Most animated features are designed to be exported to countries all over the world, the voice track redubbed for each local market to add flavour and ensure the kids don’t have to read subtitles. Likewise, having the characters incarnated by talking animals (a tradition dating back to the earliest days of animation), is another handy way to deracialise the material. This way, anyone anywhere watching the same movie can relate to the heroic dog or rabbit or whoever as they go about learning about the value of family or the importance of friendship in a fantasy landscape that bears little resemblance to our actual planet.
This one, apparently a multinational effort judging by its end credits and production companies, weirdly both conforms to and breaks those rules. Yes, all the characters in it are non-human animals, starting with the slow loris hero, Zhi (voiced by Jimmy O Yang) who longs to be a race-car driver despite resistance from his grandmother guardian (Lisa Lu) – she would prefer him to spend all day learning tai chi.
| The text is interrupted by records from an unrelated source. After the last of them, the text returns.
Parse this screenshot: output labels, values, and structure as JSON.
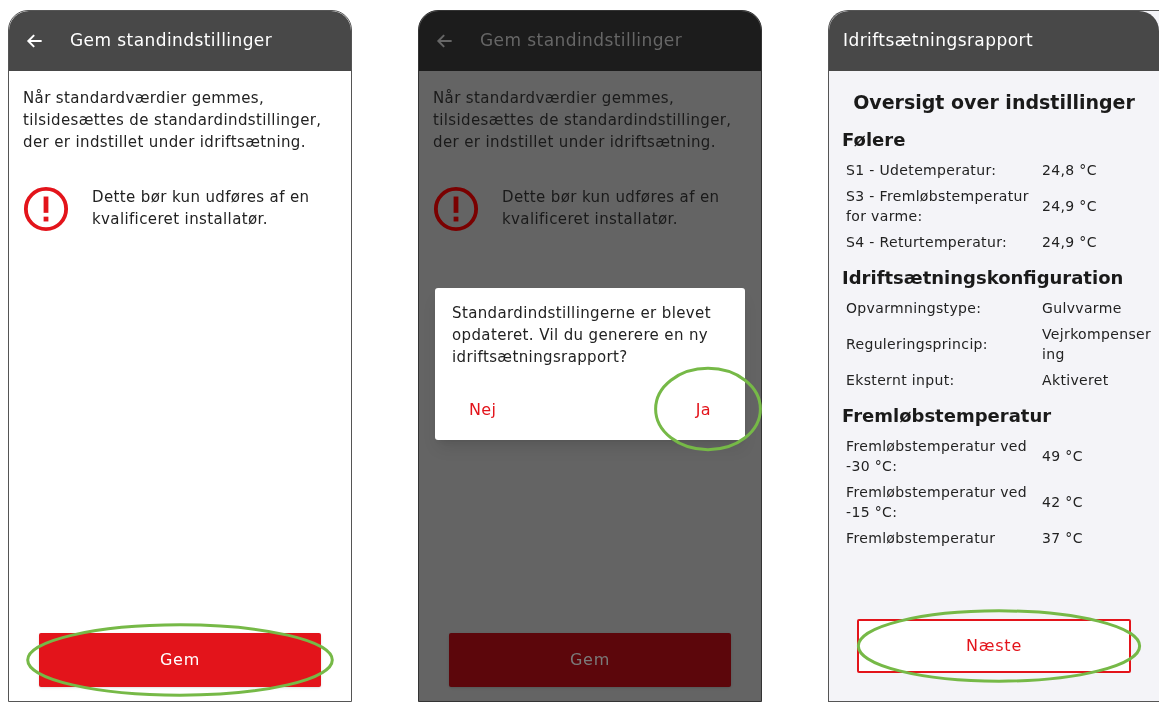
{
  "screens": [
    {
      "kind": "save",
      "dimmed": false,
      "title": "Gem standindstillinger",
      "intro": "Når standardværdier gemmes, tilsidesættes de standardindstillinger, der er indstillet under idriftsætning.",
      "warning": "Dette bør kun udføres af en kvalificeret installatør.",
      "button": {
        "label": "Gem",
        "highlighted": true
      }
    },
    {
      "kind": "save",
      "dimmed": true,
      "title": "Gem standindstillinger",
      "intro": "Når standardværdier gemmes, tilsidesættes de standardindstillinger, der er indstillet under idriftsætning.",
      "warning": "Dette bør kun udføres af en kvalificeret installatør.",
      "button": {
        "label": "Gem",
        "highlighted": false
      },
      "dialog": {
        "message": "Standardindstillingerne er blevet opdateret. Vil du generere en ny idriftsætningsrapport?",
        "buttons": [
          {
            "label": "Nej",
            "highlighted": false
          },
          {
            "label": "Ja",
            "highlighted": true
          }
        ]
      }
    },
    {
      "kind": "report",
      "title": "Idriftsætningsrapport",
      "heading": "Oversigt over indstillinger",
      "sections": [
        {
          "title": "Følere",
          "rows": [
            {
              "label": "S1 - Udetemperatur:",
              "value": "24,8 °C"
            },
            {
              "label": "S3 - Fremløbstemperatur for varme:",
              "value": "24,9 °C"
            },
            {
              "label": "S4 - Returtemperatur:",
              "value": "24,9 °C"
            }
          ]
        },
        {
          "title": "Idriftsætningskonfiguration",
          "rows": [
            {
              "label": "Opvarmningstype:",
              "value": "Gulvvarme"
            },
            {
              "label": "Reguleringsprincip:",
              "value": "Vejrkompensering"
            },
            {
              "label": "Eksternt input:",
              "value": "Aktiveret"
            }
          ]
        },
        {
          "title": "Fremløbstemperatur",
          "rows": [
            {
              "label": "Fremløbstemperatur ved -30 °C:",
              "value": "49 °C"
            },
            {
              "label": "Fremløbstemperatur ved -15 °C:",
              "value": "42 °C"
            },
            {
              "label": "Fremløbstemperatur",
              "value": "37 °C"
            }
          ]
        }
      ],
      "button": {
        "label": "Næste",
        "highlighted": true
      }
    }
  ]
}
The baddie is a frog racer named Archie Vainglorious (John Cleese, sounding husky these days), the key helper a goat named Gnash (JK Simmons, doing a very weird American-Swedish accent), and the love interest is another slow loris named Shelby (Chloe Bennet).
So far, so traditionally anthropomorphic. But at the same time, there’s lots of discussion of Chinese and Asian heritage, what with the big race Zhi competes in being called the Silk Road Rally, a wacky race that ends in a cartoon facsimile of Shanghai. Elsewhere we have pregnant male seahorses with Italian accents, and some kind of weasel creature with a cockney accent who, when they’re trying to help Zhi beat Vainglorious, pulls a lever inside their vehicle labelled “Brexit” that releases, pointlessly, an avalanche of teapots to thwart those behind there vehicle.
That last bit was one of the better jokes, while the other chuckles are mostly delivered via the patter from one of the peripheral characters, an Icelandic reindeer voiced by Catherine Tate. There’s also a well-drawn but narratively inexplicable spoof of the Norwegian band a-ha’s classic Take on Me video, although it’s doubtful any of the younger viewers will get the reference. This is very bizarre stuff, even within the traditionally weird parameters of cultural representation in cartoons, but kids won’t mind as it’s one non-stop riot of colour and vroom-vroom movement.
• This article was amended on 16 September 2023. The band a-ha are from Norway, not Sweden as an earlier version said.
• Rally Road Racers is released on 15 September in UK and Irish cinemas.